# Employee Attrition Prediction

## 1. Introduction
This notebook analyzes the IBM HR Analytics dataset to predict employee attrition. The project involves loading and cleaning the data, performing exploratory data analysis to understand the key drivers of attrition, and building a classification model to predict whether an employee will leave the company.

## 2. Data Loading and Initial Exploration

In [None]:
import pandas as pd
import numpy as np
import matplotlib.pyplot as plt
import seaborn as sns

# Load the dataset
df = pd.read_csv('employee_attrition.csv')

# Display the first few rows
df.head()

In [None]:
# Get a summary of the dataframe
df.info()

## 3. Data Cleaning and Preprocessing

In [None]:
# Check for missing values
df.isnull().sum().sum()

# Convert categorical features to numerical
from sklearn.preprocessing import LabelEncoder
for column in df.columns:
    if df[column].dtype == 'object':
        le = LabelEncoder()
        df[column] = le.fit_transform(df[column])

df.head()

## 4. Exploratory Data Analysis (EDA)

In [None]:
# Attrition distribution
sns.countplot(x='Attrition', data=df)
plt.title('Distribution of Employee Attrition')
plt.show()

In [None]:
# Correlation matrix
plt.figure(figsize=(20, 18))
correlation_matrix = df.corr()
sns.heatmap(correlation_matrix, annot=False, cmap='coolwarm')
plt.title('Correlation Matrix')
plt.show()

## 5. Model Building and Training

In [None]:
from sklearn.model_selection import train_test_split
from sklearn.ensemble import RandomForestClassifier
from sklearn.metrics import accuracy_score, classification_report, confusion_matrix

# Define features and target
X = df.drop('Attrition', axis=1)
y = df['Attrition']

# Split the data
X_train, X_test, y_train, y_test = train_test_split(X, y, test_size=0.2, random_state=42, stratify=y)

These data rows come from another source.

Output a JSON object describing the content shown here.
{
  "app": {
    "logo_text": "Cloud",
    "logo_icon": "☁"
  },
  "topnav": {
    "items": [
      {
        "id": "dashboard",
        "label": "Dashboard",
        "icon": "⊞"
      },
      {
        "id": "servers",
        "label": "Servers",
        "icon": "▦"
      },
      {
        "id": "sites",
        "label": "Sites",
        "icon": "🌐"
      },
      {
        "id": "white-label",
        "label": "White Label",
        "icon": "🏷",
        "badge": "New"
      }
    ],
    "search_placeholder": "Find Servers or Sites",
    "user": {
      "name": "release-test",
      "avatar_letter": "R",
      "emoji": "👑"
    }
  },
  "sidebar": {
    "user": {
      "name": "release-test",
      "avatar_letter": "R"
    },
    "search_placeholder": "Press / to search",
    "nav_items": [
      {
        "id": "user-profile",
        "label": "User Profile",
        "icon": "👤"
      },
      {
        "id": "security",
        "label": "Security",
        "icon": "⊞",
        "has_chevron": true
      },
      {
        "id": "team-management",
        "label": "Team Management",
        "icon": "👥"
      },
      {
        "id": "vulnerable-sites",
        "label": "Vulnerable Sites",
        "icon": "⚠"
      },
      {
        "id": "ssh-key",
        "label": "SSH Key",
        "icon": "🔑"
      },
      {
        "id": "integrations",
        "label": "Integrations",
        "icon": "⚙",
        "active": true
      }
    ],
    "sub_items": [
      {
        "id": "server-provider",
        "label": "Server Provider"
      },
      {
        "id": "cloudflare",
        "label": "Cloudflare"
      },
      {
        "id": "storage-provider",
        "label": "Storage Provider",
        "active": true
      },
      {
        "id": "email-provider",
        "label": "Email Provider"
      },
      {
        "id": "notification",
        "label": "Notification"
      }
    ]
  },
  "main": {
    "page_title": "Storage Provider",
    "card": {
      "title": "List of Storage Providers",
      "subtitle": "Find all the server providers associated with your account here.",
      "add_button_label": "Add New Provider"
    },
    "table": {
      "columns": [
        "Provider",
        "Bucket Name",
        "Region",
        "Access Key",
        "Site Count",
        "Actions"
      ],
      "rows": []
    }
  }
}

# Train a Random Forest Classifier
model = RandomForestClassifier(n_estimators=100, random_state=42)
model.fit(X_train, y_train)

## 6. Model Evaluation

In [None]:
# Make predictions
y_pred = model.predict(X_test)

# Evaluate the model
accuracy = accuracy_score(y_test, y_pred)
print(f'Accuracy: {accuracy:.2f}')
print('\nClassification Report:')
print(classification_report(y_test, y_pred))
print('\nConfusion Matrix:')
sns.heatmap(confusion_matrix(y_test, y_pred), annot=True, fmt='g')
plt.show()

## 7. Conclusion
The Random Forest model performs well in predicting employee attrition, with a high accuracy. The classification report shows that the model is particularly good at identifying employees who will not churn, but less so for those who will. This is expected given the imbalanced nature of the dataset. Further improvements could be made by using more advanced techniques to handle class imbalance, such as SMOTE.